Namanya memang ‘Pisang Ambon’ (Musa Paradisiaca L), di wilayah di luar kota Ambon, tapi di Ambon namanya malah ‘Pisang Meja’. Kalau sejumlah orang ditanya tentang itu, tidak sangat jelas apa sebab musabab dan dari siapa nama itu jadi populer. Sejarahnya juga sudah bercampur mitos.
****
Nama dan Penamaan itu menarik. Kalau berada di Kota Ambon bertanya, di mana “Kampung Pisang” tidak sedikit wilayah dengan sebutan “Kampung Pisang” hanya karena ada sejarah yang turun temurun. Bahkan ketika tidak satupun pohon pisang berada di wilayah yang disebut “Kampung Pisang”. Seperti Kampung Jambu atau Kampung Mangga.
Nama berdasarkan keturunan pun ada. “Kampung Arab”, “Kampung China” atau “Kampung Belanda”, menunjuk pada sejumlah wilayah di mana ada sejarah orang tinggal dan kumpul bersama. Tapi, “Kampung China” atau “Kampung Belanda” bisa saja hanya karena pernah ada satu kubur beraksara China atau nisan dengan nama Belanda, tanpa riwayat jelasnya. Sementara di “Kampung Arab”, telah ditinggali banyak warga keturunan lain, misalnya Tionghoa.
Sebuah desa di Maluku Tenggara, dengan warga yang diduga berasal dari suku Betawi, menetap di desa tersebut ketika datang ke Maluku tahun 1400-an. Di desanya disebut La-Betawi (Levtav), di Kota Tual, Maluku. Kemungkinan sudah di bawah pengaruh pengucapan warga Buton, Sulawesi Selatan, yang menjadi bagian lain pembentukan masyarakat Suku Kei, dan bermarga Ohoi-wutun atau “Kampung Buton”. Marga Ohoiwutun pun telah berada di lintas komunitas keyakinan. Begitu pula, marga Meteray yang diasalkan dari suku Betawi, tinggal di desa berbeda dengan keyakinan berbeda: ada imam Masjid dan ada imam Katolik atau Pendetanya. Semua berlangsung alamiah dalam proses sejarah migrasi bangsa manusia.

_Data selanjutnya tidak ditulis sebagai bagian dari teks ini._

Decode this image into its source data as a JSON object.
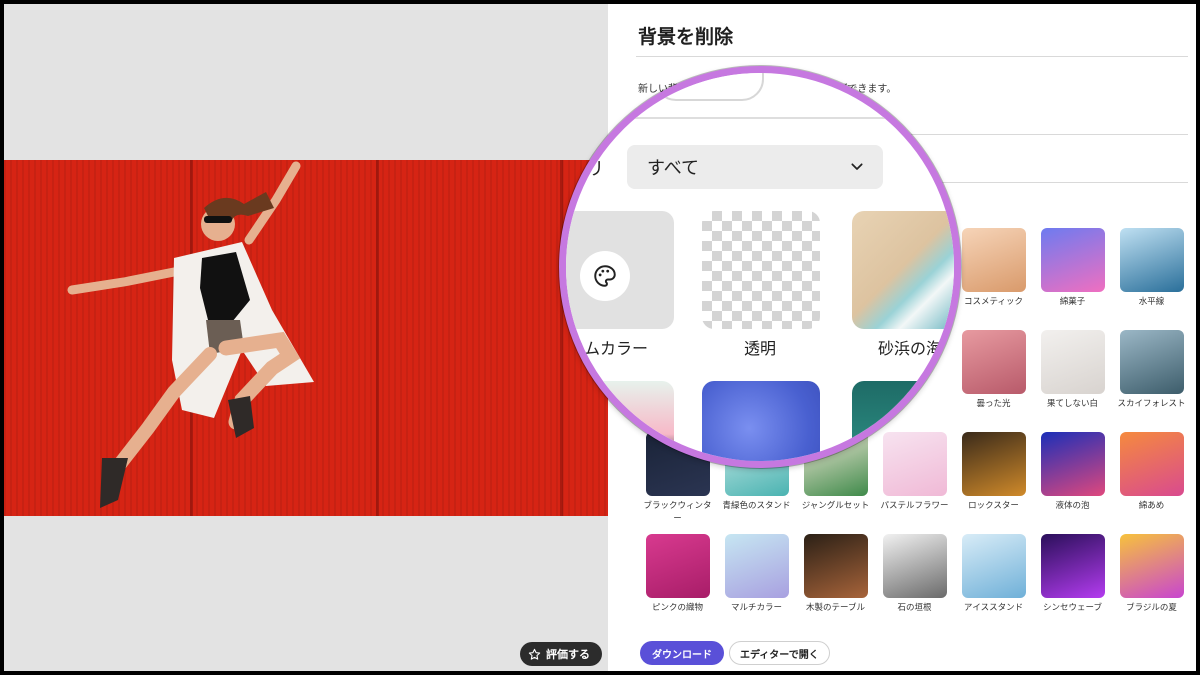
{
  "panel": {
    "title": "背景を削除",
    "description": "新しい背景を追加してカスタマイズすることができます。"
  },
  "magnifier": {
    "category_label": "リ",
    "category_select": "すべて",
    "items": [
      {
        "label": "タムカラー"
      },
      {
        "label": "透明"
      },
      {
        "label": "砂浜の海"
      }
    ]
  },
  "backgrounds": [
    {
      "label": "",
      "icon": "empty"
    },
    {
      "label": "",
      "icon": "empty"
    },
    {
      "label": "",
      "icon": "empty"
    },
    {
      "label": "",
      "icon": "empty"
    },
    {
      "label": "コスメティック",
      "colors": [
        "#f6d4b8",
        "#d99a6b"
      ]
    },
    {
      "label": "綿菓子",
      "colors": [
        "#6d7bf0",
        "#f06fc0"
      ]
    },
    {
      "label": "水平線",
      "colors": [
        "#bfe0f2",
        "#2a6f9a"
      ]
    },
    {
      "label": "",
      "icon": "empty"
    },
    {
      "label": "",
      "icon": "empty"
    },
    {
      "label": "",
      "icon": "empty"
    },
    {
      "label": "",
      "icon": "empty"
    },
    {
      "label": "曇った光",
      "colors": [
        "#e79aa0",
        "#b85a6a"
      ]
    },
    {
      "label": "果てしない白",
      "colors": [
        "#f2f0ee",
        "#d8d3cf"
      ]
    },
    {
      "label": "スカイフォレスト",
      "colors": [
        "#9bb7c6",
        "#3d5d6b"
      ]
    },
    {
      "label": "ブラックウィンター",
      "colors": [
        "#1a2338",
        "#2b3552"
      ]
    },
    {
      "label": "青緑色のスタンド",
      "colors": [
        "#c6e8e6",
        "#4ab3b1"
      ]
    },
    {
      "label": "ジャングルセット",
      "colors": [
        "#f2e9d8",
        "#3f8a4a"
      ]
    },
    {
      "label": "パステルフラワー",
      "colors": [
        "#f7e3f0",
        "#f0b9d6"
      ]
    },
    {
      "label": "ロックスター",
      "colors": [
        "#3a2a1a",
        "#d08a2a"
      ]
    },
    {
      "label": "液体の泡",
      "colors": [
        "#1b2fb8",
        "#e0487d"
      ]
    },
    {
      "label": "綿あめ",
      "colors": [
        "#f58a3e",
        "#d94a8f"
      ]
    },
    {
      "label": "ピンクの織物",
      "colors": [
        "#d83a8f",
        "#a81d68"
      ]
    },
    {
      "label": "マルチカラー",
      "colors": [
        "#c6e6f2",
        "#a8a0e0"
      ]
    },
    {
      "label": "木製のテーブル",
      "colors": [
        "#2b2016",
        "#a8643a"
      ]
    },
    {
      "label": "石の垣根",
      "colors": [
        "#f1f1f1",
        "#6a6a6a"
      ]
    },
    {
      "label": "アイススタンド",
      "colors": [
        "#d8ecf7",
        "#6fb0d8"
      ]
    },
    {
      "label": "シンセウェーブ",
      "colors": [
        "#2a0f5a",
        "#b43cf0"
      ]
    },
    {
      "label": "ブラジルの夏",
      "colors": [
        "#f7c23c",
        "#c845d0"
      ]
    }
  ],
  "actions": {
    "download": "ダウンロード",
    "open_editor": "エディターで開く",
    "rate": "評価する"
  },
  "colors": {
    "accent": "#5a50d8",
    "magnifier_ring": "#c678e0",
    "photo_background": "#d62414"
  }
}
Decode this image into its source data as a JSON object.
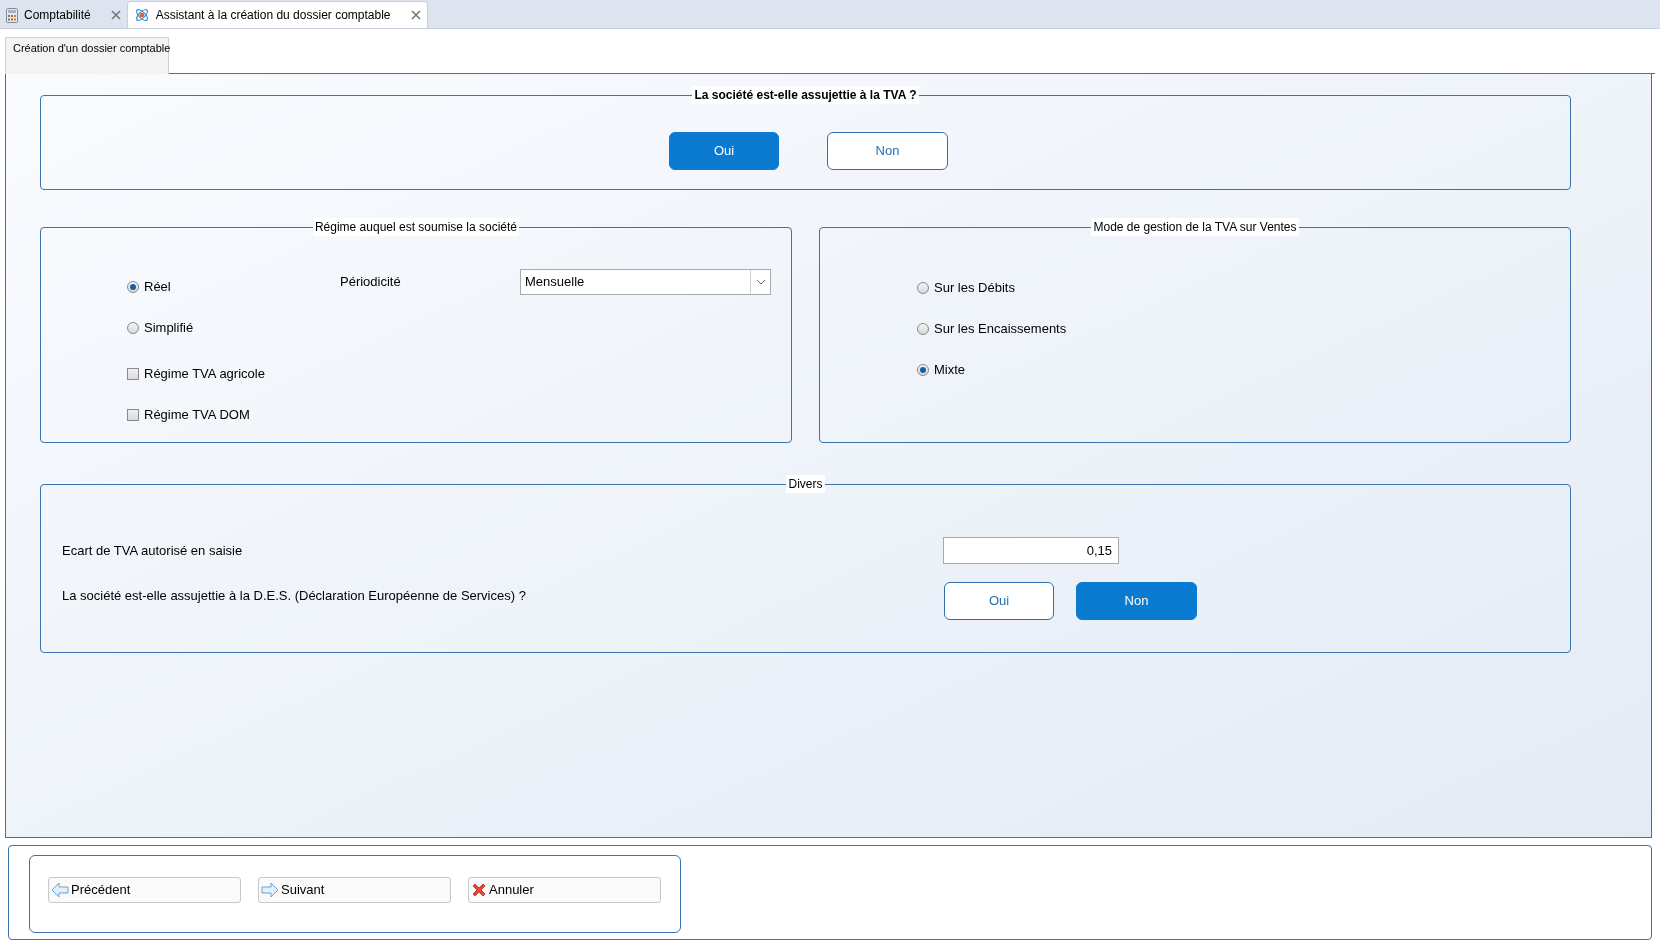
{
  "tabs": [
    {
      "label": "Comptabilité",
      "selected": false,
      "kind": "calculator"
    },
    {
      "label": "Assistant à la création du dossier comptable",
      "selected": true,
      "kind": "atom"
    }
  ],
  "page_tab": {
    "label": "Création d'un dossier comptable"
  },
  "tva_question": {
    "title": "La société est-elle assujettie à la TVA ?",
    "options": [
      {
        "label": "Oui",
        "selected": true
      },
      {
        "label": "Non",
        "selected": false
      }
    ]
  },
  "regime": {
    "title": "Régime auquel est soumise la société",
    "radios": [
      {
        "label": "Réel",
        "selected": true
      },
      {
        "label": "Simplifié",
        "selected": false
      }
    ],
    "periodicity": {
      "label": "Périodicité",
      "value": "Mensuelle"
    },
    "checkboxes": [
      {
        "label": "Régime TVA agricole",
        "checked": false
      },
      {
        "label": "Régime TVA DOM",
        "checked": false
      }
    ]
  },
  "mode": {
    "title": "Mode de gestion de la TVA sur Ventes",
    "radios": [
      {
        "label": "Sur les Débits",
        "selected": false
      },
      {
        "label": "Sur les Encaissements",
        "selected": false
      },
      {
        "label": "Mixte",
        "selected": true
      }
    ]
  },
  "divers": {
    "title": "Divers",
    "ecart_label": "Ecart de TVA autorisé en saisie",
    "ecart_value": "0,15",
    "des_question": "La société est-elle assujettie à la D.E.S. (Déclaration Européenne de Services) ?",
    "des_options": [
      {
        "label": "Oui",
        "selected": false
      },
      {
        "label": "Non",
        "selected": true
      }
    ]
  },
  "footer_buttons": [
    {
      "label": "Précédent",
      "kind": "back"
    },
    {
      "label": "Suivant",
      "kind": "next"
    },
    {
      "label": "Annuler",
      "kind": "cancel"
    }
  ]
}
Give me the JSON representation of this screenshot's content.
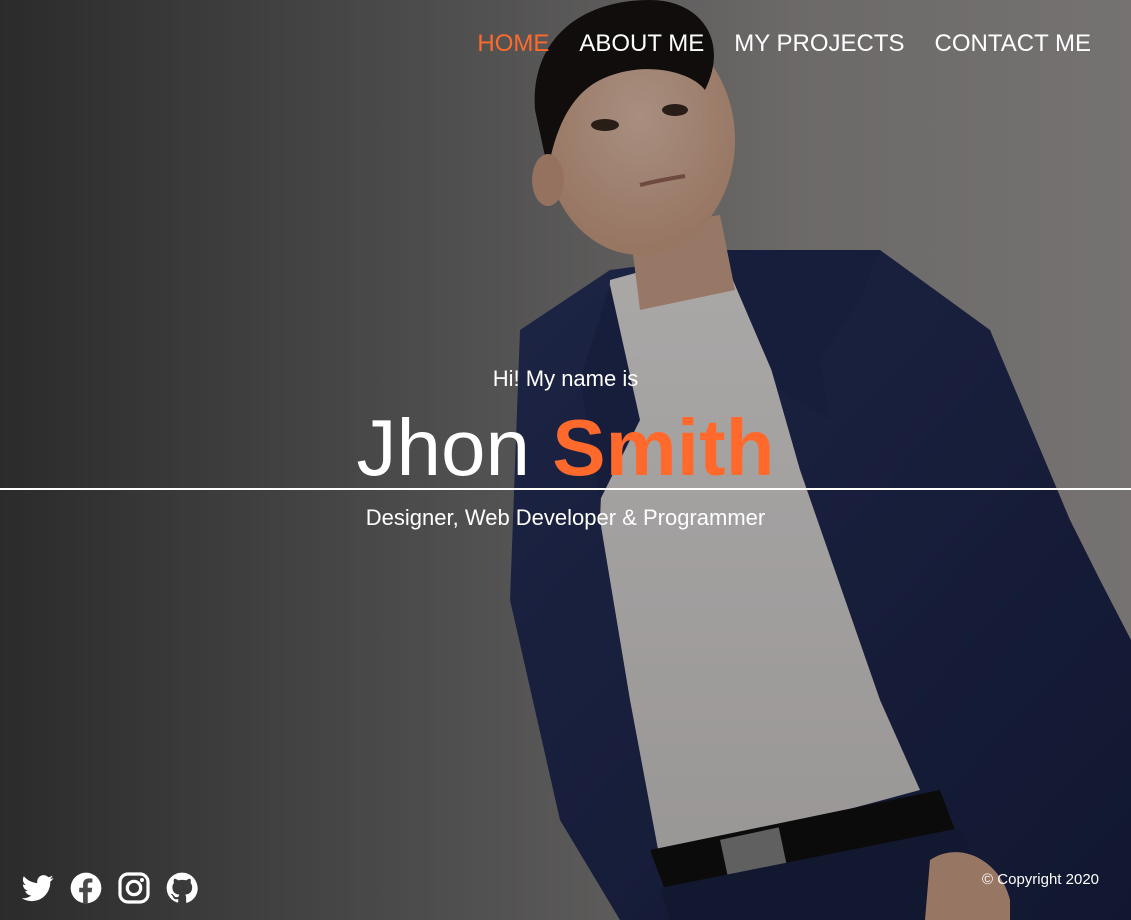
{
  "nav": {
    "items": [
      {
        "label": "HOME",
        "active": true
      },
      {
        "label": "ABOUT ME",
        "active": false
      },
      {
        "label": "MY PROJECTS",
        "active": false
      },
      {
        "label": "CONTACT ME",
        "active": false
      }
    ]
  },
  "hero": {
    "greeting": "Hi! My name is",
    "first_name": "Jhon",
    "last_name": "Smith",
    "tagline": "Designer, Web Developer & Programmer"
  },
  "social": {
    "icons": [
      "twitter-icon",
      "facebook-icon",
      "instagram-icon",
      "github-icon"
    ]
  },
  "footer": {
    "copyright": "© Copyright 2020"
  },
  "colors": {
    "accent": "#ff6a2c",
    "text": "#ffffff"
  }
}
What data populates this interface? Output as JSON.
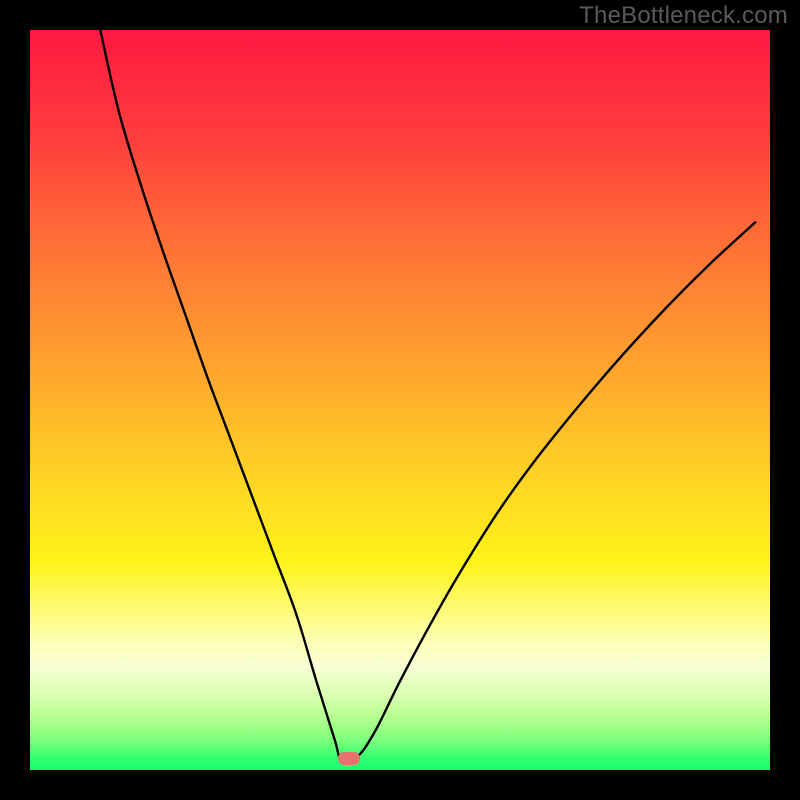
{
  "watermark": "TheBottleneck.com",
  "chart_data": {
    "type": "line",
    "title": "",
    "xlabel": "",
    "ylabel": "",
    "xlim": [
      0,
      100
    ],
    "ylim": [
      0,
      100
    ],
    "grid": false,
    "legend": false,
    "series": [
      {
        "name": "curve",
        "x": [
          9.5,
          12,
          15,
          18,
          21,
          24,
          27,
          30,
          33,
          36,
          38.7,
          41.2,
          42,
          44,
          46.5,
          50,
          54,
          58,
          63,
          68,
          74,
          80,
          86,
          92,
          98
        ],
        "values": [
          100,
          89,
          79,
          70,
          61.5,
          53,
          45,
          37,
          29,
          21,
          12,
          4,
          1.6,
          1.6,
          5,
          12,
          19.5,
          26.5,
          34.5,
          41.5,
          49,
          56,
          62.5,
          68.5,
          74
        ]
      }
    ],
    "marker": {
      "x_center": 43.1,
      "y_center": 1.6,
      "color": "#e8736f"
    },
    "background_gradient": [
      "#ff1842",
      "#ffa22e",
      "#fff31a",
      "#fdffb4",
      "#2eff6e"
    ]
  }
}
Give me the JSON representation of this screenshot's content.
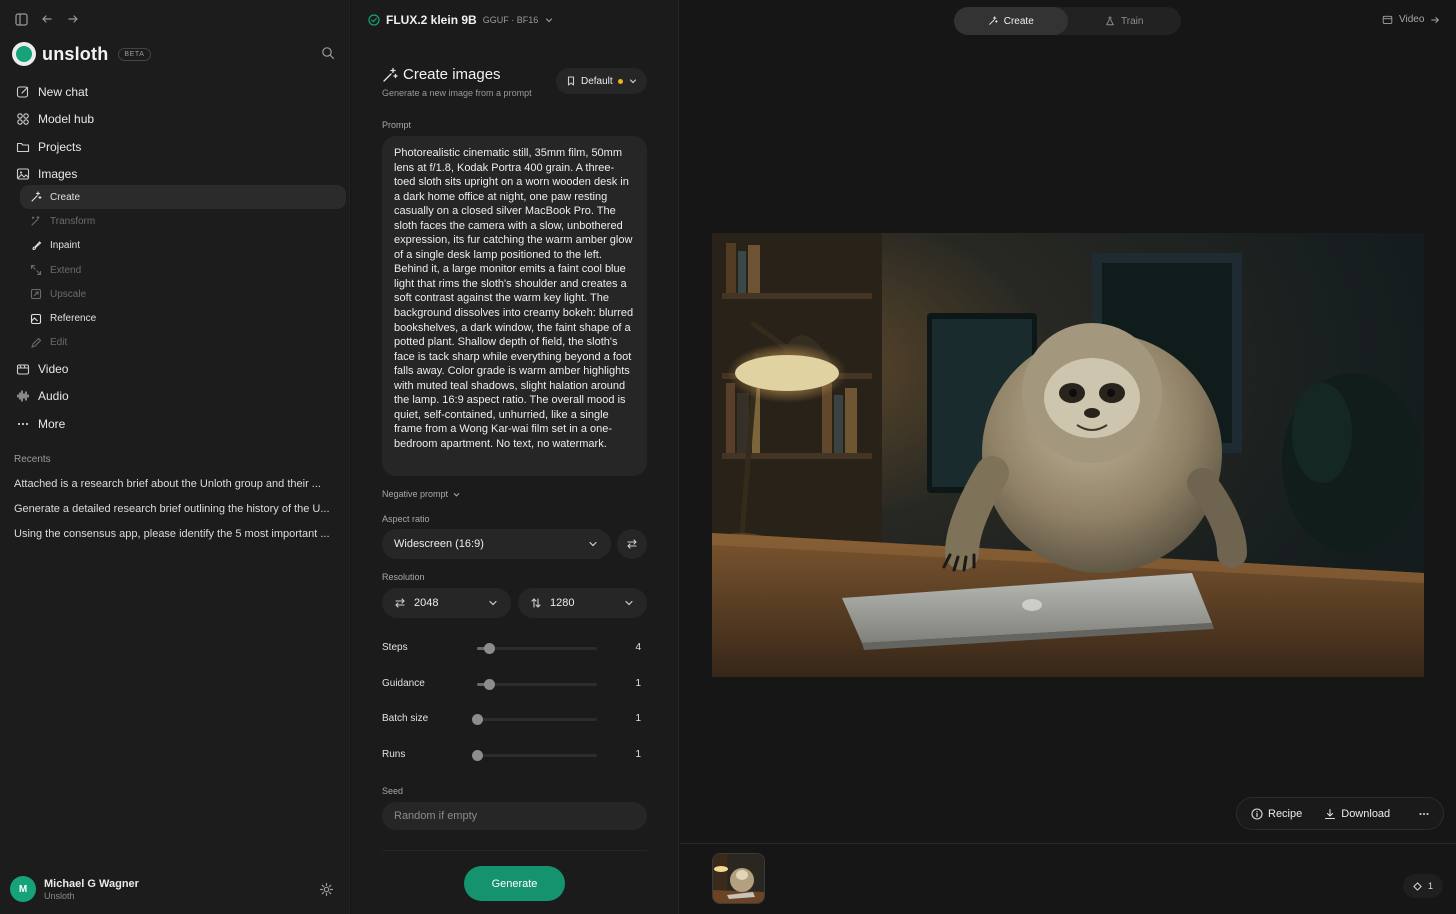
{
  "sidebar": {
    "brand": "unsloth",
    "badge": "BETA",
    "nav": [
      {
        "label": "New chat",
        "icon": "edit-icon"
      },
      {
        "label": "Model hub",
        "icon": "grid-icon"
      },
      {
        "label": "Projects",
        "icon": "folder-icon"
      },
      {
        "label": "Images",
        "icon": "image-icon"
      }
    ],
    "images_sub": [
      {
        "label": "Create",
        "state": "active",
        "icon": "sparkle-icon"
      },
      {
        "label": "Transform",
        "state": "disabled",
        "icon": "wand-icon"
      },
      {
        "label": "Inpaint",
        "state": "enabled",
        "icon": "brush-icon"
      },
      {
        "label": "Extend",
        "state": "disabled",
        "icon": "expand-icon"
      },
      {
        "label": "Upscale",
        "state": "disabled",
        "icon": "upscale-icon"
      },
      {
        "label": "Reference",
        "state": "enabled",
        "icon": "reference-icon"
      },
      {
        "label": "Edit",
        "state": "disabled",
        "icon": "pencil-icon"
      }
    ],
    "nav2": [
      {
        "label": "Video",
        "icon": "video-icon"
      },
      {
        "label": "Audio",
        "icon": "waveform-icon"
      },
      {
        "label": "More",
        "icon": "more-icon"
      }
    ],
    "recents_title": "Recents",
    "recents": [
      "Attached is a research brief about the Unloth group and their ...",
      "Generate a detailed research brief outlining the history of the U...",
      "Using the consensus app, please identify the 5 most important ..."
    ],
    "user": {
      "initial": "M",
      "name": "Michael G Wagner",
      "org": "Unsloth"
    }
  },
  "panel": {
    "model_name": "FLUX.2 klein 9B",
    "model_meta": "GGUF · BF16",
    "title": "Create images",
    "subtitle": "Generate a new image from a prompt",
    "preset": "Default",
    "prompt_label": "Prompt",
    "prompt": "Photorealistic cinematic still, 35mm film, 50mm lens at f/1.8, Kodak Portra 400 grain. A three-toed sloth sits upright on a worn wooden desk in a dark home office at night, one paw resting casually on a closed silver MacBook Pro. The sloth faces the camera with a slow, unbothered expression, its fur catching the warm amber glow of a single desk lamp positioned to the left. Behind it, a large monitor emits a faint cool blue light that rims the sloth's shoulder and creates a soft contrast against the warm key light. The background dissolves into creamy bokeh: blurred bookshelves, a dark window, the faint shape of a potted plant. Shallow depth of field, the sloth's face is tack sharp while everything beyond a foot falls away. Color grade is warm amber highlights with muted teal shadows, slight halation around the lamp. 16:9 aspect ratio. The overall mood is quiet, self-contained, unhurried, like a single frame from a Wong Kar-wai film set in a one-bedroom apartment. No text, no watermark.",
    "negative_label": "Negative prompt",
    "aspect_label": "Aspect ratio",
    "aspect_value": "Widescreen (16:9)",
    "resolution_label": "Resolution",
    "width": "2048",
    "height": "1280",
    "sliders": [
      {
        "label": "Steps",
        "value": "4",
        "fraction": 0.1
      },
      {
        "label": "Guidance",
        "value": "1",
        "fraction": 0.1
      },
      {
        "label": "Batch size",
        "value": "1",
        "fraction": 0.0
      },
      {
        "label": "Runs",
        "value": "1",
        "fraction": 0.0
      }
    ],
    "seed_label": "Seed",
    "seed_placeholder": "Random if empty",
    "generate": "Generate"
  },
  "main": {
    "tab_create": "Create",
    "tab_train": "Train",
    "video_link": "Video",
    "recipe": "Recipe",
    "download": "Download",
    "count": "1"
  },
  "colors": {
    "accent": "#15936e",
    "preset_dot": "#f2b21b"
  }
}
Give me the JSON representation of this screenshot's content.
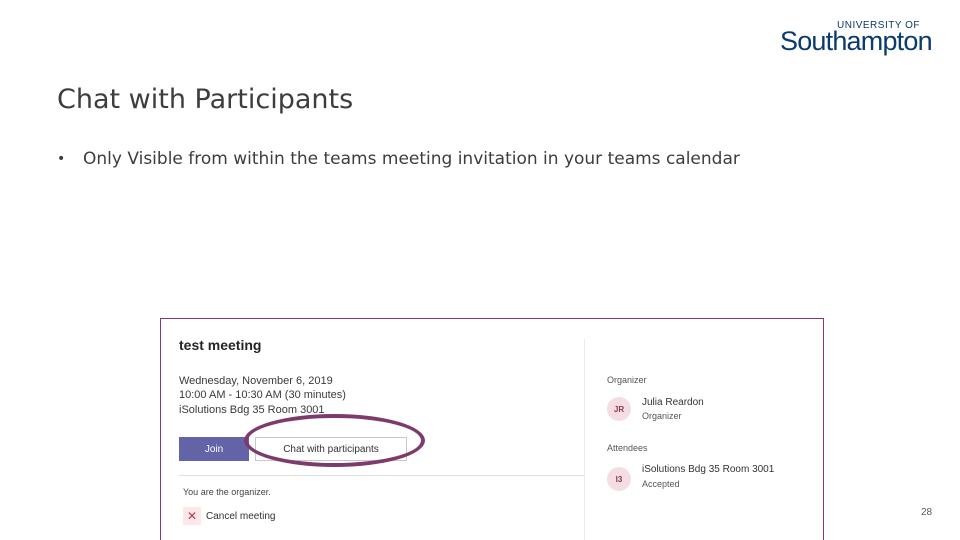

Kalau sekarang di tengah suku Betawi, ada Kampung China, Kampung Arab, Kampung Bugis, Kampung Buton dan lain-lain, termasuk Kampung Ambon, semuanya menjadi bagian dari negara Republik dalam konstitusi masyarakat modern dan terhormat oleh founding fathers Bung Karno, Bung Hatta, Tan Malaka dan Sjahrir. Solidaritas kaum pemuda di masa lampau, menjadi perekat terkuat kemerdekaan. Penjajah Belanda pernah merasakan kemerdekaan jiwa ksatria Jong Java, Jong Sumatera, Jong Selebes, Jong Ambon dalam warna Nusantara.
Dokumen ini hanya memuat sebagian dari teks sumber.